Clutch Players in Shopping Apps

Posted on January 3, 2013 in News & Announcements

Philadelphia Business Journal | Peter Key | December 21, 2012

Ned Moore has gone from one of the driest and least public areas of software development to one of the most interesting and visible.

Moore was the CEO of Portico Systems Inc., which developed software used by health insurers to manage their dealings with health-care providers.

Untitled-1That’s not a sexy business, but Portico’s investors didn’t mind. The company, which was based in Blue Bell, was bought last year by McKesson Corp. for $90 million, including $5 million that was contingent upon it meeting performance milestones.

Now, Moore is the chairman, CEO and one of three co-founders of Clutch Holdings LLC, which earlier this month launched a multifunction mobile-commerce app. Consumers can use it to shop, participate in merchant loyalty programs and redeem gift cards. They can also post information from it to Facebook.

“If Pinterest was to get together with Facebook and Amazon, we would probably be the child of that situation on the mobile device,”

Moore said.

Clutch’s technology and strategy were developed over the past five years by Skepsu LLC. That company’s co-founders, Andy O’Dell and Dan Guy, co-founded Clutch along with Moore and are, respectively, Clutch’s chief commercial officer and chief technology officer.

Moore said he had always been interested in mobile technology and, after Portico was bought in July 2011, “came across Andy and Dan who had developed some technology and were figuring the best way to position it.”

Ben Franklin Technology Partners of Southeastern Pennsylvania last month approved Clutch for a $200,000 investment. Moore said the company has raised additional money from some well-known angel investors, but wouldn’t say how much or name the investors. He also said he has provided some funding for Clutch himself.

Clutch’s app is designed to appeal to consumers by letting them use just it, rather than multiple apps, to perform a variety of e-commerce functions, and by giving them access to deals that are relevant to where they’re shopping and what they’re considering buying. It can serve up information based on the location of its users and display relevant information when users call up the names of products or brands they’ve saved in it.

“If you’re searching for information, it’s right there at your fingertips,” Moore said.

The app is intended to appeal to merchants and manufacturers by giving them an easier way to reach consumers than creating their own apps and by enabling them to provide consumers with targeted information when the consumers are about to make a purchase.

It also allows merchants and manufacturers to keep track of who has possession of outstanding gift cards, enabling them to market to those people and to reduce the chance of the cards not being used.

The former is important because people redeeming gift cards typically spend four to seven times the card’s value, Moore said.

The latter is important because some states, including New Jersey and, with some restrictions, Pennsylvania, declare gift cards to be unclaimed property if they’re not used in a specified period after they’re issued and require the issuers to pay them the amounts left on the cards.

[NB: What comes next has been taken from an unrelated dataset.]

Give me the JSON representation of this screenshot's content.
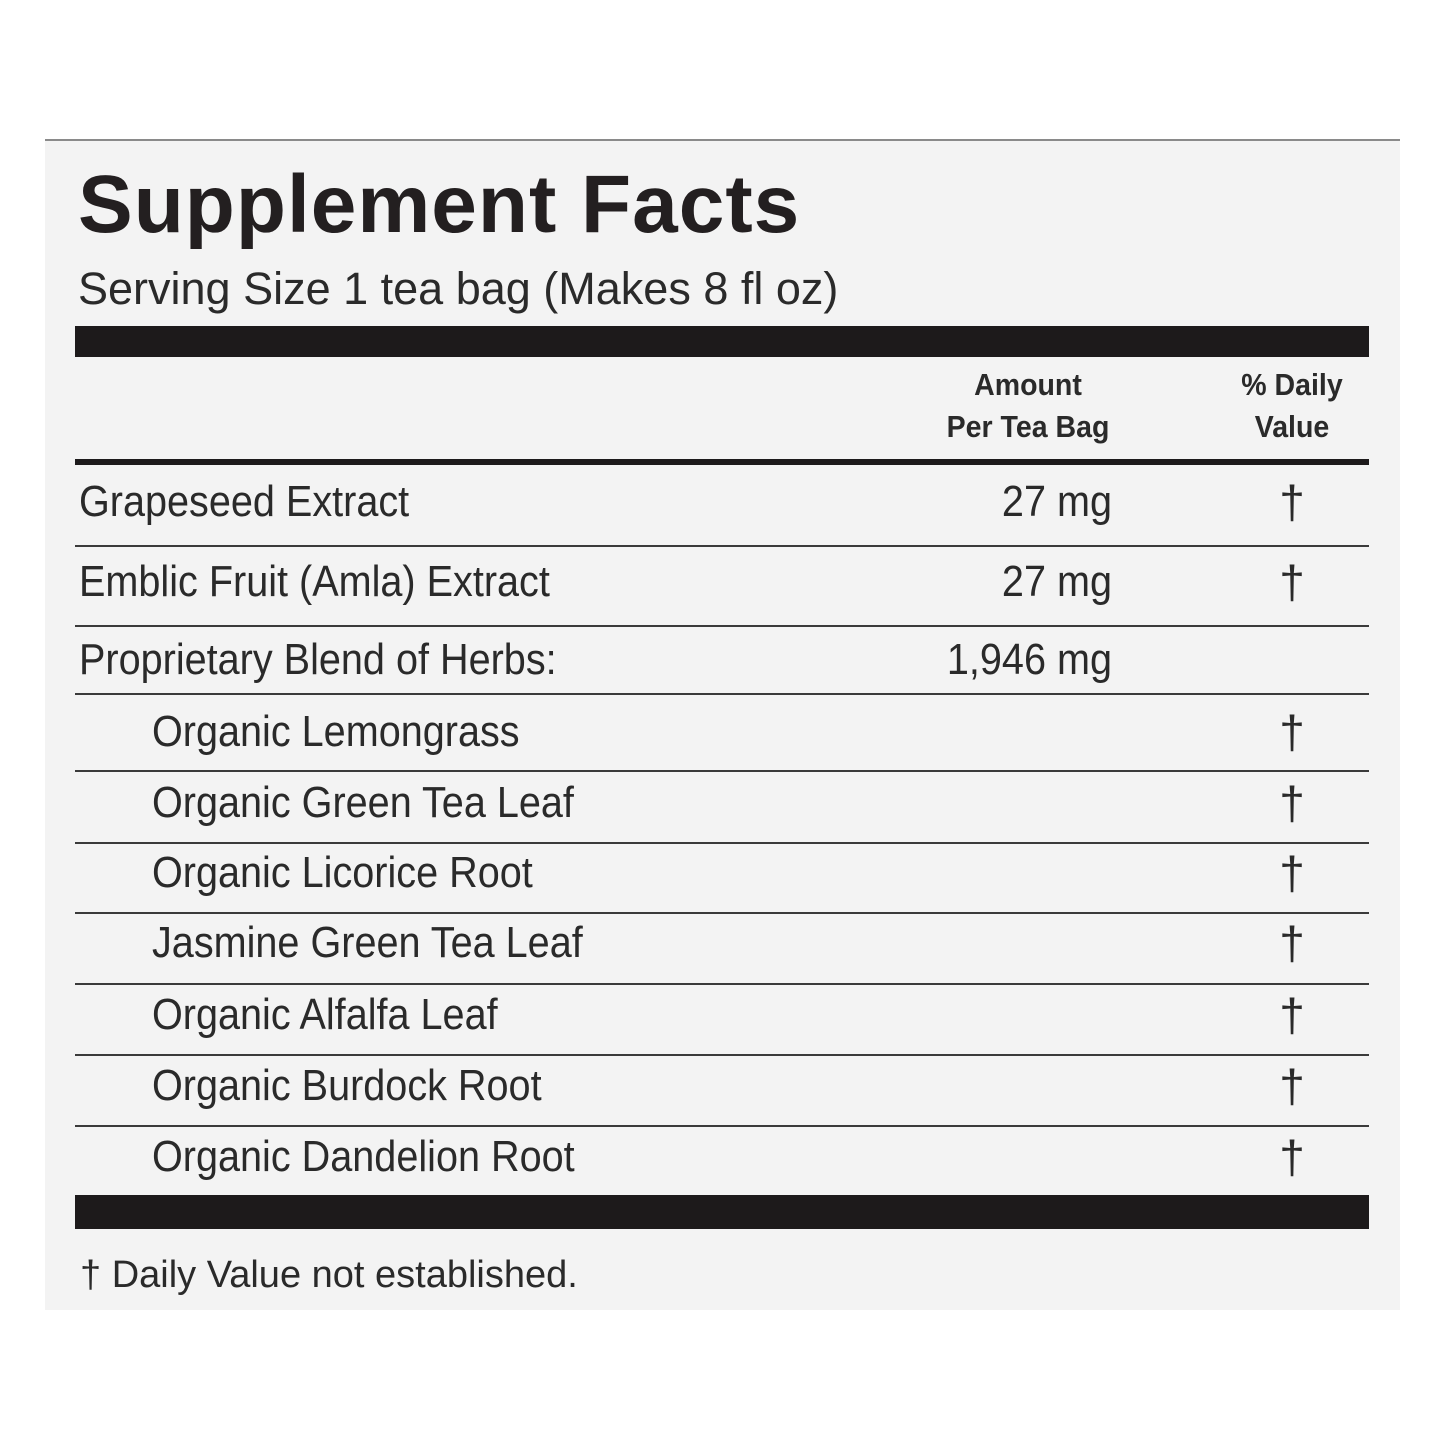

“We solve that problem because we know who owns the card at all points in time,” Moore said.

Clutch generates revenue when people use its app to buy gift cards and redeem offers. To date, most of its arrangements with merchants and manufacturers are not direct ones, but Moore said it plans to try to change that next year.

Not having many direct relationships with merchants and manufacturers hasn’t stopped the company from getting goodies for its app’s users. When it launched the app on Dec. 6, Clutch said the app supported hundreds of merchants and brands and aggregated more than 100,000 deals, offers and rebates daily.

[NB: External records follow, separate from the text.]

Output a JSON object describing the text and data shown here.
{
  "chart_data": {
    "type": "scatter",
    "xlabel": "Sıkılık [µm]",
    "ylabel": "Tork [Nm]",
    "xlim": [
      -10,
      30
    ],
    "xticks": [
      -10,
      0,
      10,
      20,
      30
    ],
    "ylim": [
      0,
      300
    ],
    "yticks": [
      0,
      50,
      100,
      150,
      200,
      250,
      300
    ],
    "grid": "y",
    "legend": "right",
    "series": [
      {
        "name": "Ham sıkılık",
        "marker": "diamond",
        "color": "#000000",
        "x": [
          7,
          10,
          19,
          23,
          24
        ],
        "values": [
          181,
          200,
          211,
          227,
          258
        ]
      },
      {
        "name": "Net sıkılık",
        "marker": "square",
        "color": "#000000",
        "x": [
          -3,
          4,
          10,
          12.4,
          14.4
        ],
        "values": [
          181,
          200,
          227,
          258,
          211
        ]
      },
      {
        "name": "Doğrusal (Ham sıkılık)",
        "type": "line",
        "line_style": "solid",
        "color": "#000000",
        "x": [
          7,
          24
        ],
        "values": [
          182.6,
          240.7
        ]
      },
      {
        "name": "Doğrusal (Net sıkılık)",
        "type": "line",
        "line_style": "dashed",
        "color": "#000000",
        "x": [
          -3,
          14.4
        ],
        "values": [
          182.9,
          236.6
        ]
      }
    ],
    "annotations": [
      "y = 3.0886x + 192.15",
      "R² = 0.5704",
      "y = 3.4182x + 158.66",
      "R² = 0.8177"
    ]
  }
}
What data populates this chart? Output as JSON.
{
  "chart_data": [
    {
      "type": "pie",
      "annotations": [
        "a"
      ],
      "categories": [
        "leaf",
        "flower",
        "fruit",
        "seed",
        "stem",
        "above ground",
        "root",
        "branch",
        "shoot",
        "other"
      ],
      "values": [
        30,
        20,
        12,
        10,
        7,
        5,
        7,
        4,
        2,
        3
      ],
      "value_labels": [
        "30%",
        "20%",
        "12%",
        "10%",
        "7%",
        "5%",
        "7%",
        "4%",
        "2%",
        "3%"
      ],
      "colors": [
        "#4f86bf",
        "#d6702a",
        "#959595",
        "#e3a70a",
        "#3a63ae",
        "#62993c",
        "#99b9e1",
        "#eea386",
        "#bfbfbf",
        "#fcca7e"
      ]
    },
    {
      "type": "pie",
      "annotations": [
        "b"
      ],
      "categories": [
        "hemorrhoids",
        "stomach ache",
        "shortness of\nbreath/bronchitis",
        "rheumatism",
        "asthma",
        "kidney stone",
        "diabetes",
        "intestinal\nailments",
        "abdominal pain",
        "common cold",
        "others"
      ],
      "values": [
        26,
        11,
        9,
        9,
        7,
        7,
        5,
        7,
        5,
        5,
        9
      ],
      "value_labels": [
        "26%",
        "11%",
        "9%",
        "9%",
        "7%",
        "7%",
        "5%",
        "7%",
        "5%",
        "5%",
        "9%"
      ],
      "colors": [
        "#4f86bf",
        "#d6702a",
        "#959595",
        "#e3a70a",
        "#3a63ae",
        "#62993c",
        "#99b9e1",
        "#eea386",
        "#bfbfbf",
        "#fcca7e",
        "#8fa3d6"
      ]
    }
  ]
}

Clutch timed the launch of the app to the start of the holiday shopping season, but just far enough past Black Friday and Cyber Monday that it wouldn’t get buried in the blizzard of publicity around those days.

Among other things, it’s touting the app as good for procrastinators.

“You can [use it to] electronically buy a gift card and send it and send along a video if you want,” Moore said. “You can personalize it with a video or a picture and you can buy pretty late in the game and still get that done instantly.”

Shopping apps are seeing wide use. Forty-seven percent of smartphone owners used them at least once in June, according a post on The Nielsen Co.’s blog in August. The three most widely used, by a sizable margin, were the apps from eBay, Amazon and Groupon, although two retailers — Walgreens and Target — also had apps among the 10 shopping apps used the most in June.

Andrew B. Morris, a principal in inCode Consulting Group’s mobile commerce practice, said Clutch’s success will be predicated on whether consumers find using its app easier than using single-function or single-brand mobile-commerce apps and whether merchants and manufacturers will give up the control they get from having their own apps in exchange for the peace of mind they’ll get from not having to worry about developing their own apps and keeping them up to date.

What’s likely to happen, he thinks, is that some consumers and merchants and manufacturers will embrace Clutch — and similar apps that come on the market — and some will continue to use and issue single-function or single-brand mobile-commerce apps, just as consumers pay some bills online by going to the individuals billers’ websites and others by going to centralized sites, such as the ones operated by their banks.

“I think this is going to work the same way,” he said. “The retailers are going to have their own apps … [and] there also will be customers who prefer that integrated experience and in order for retailers to reach them, they’re going to have to participate in something like Clutch.”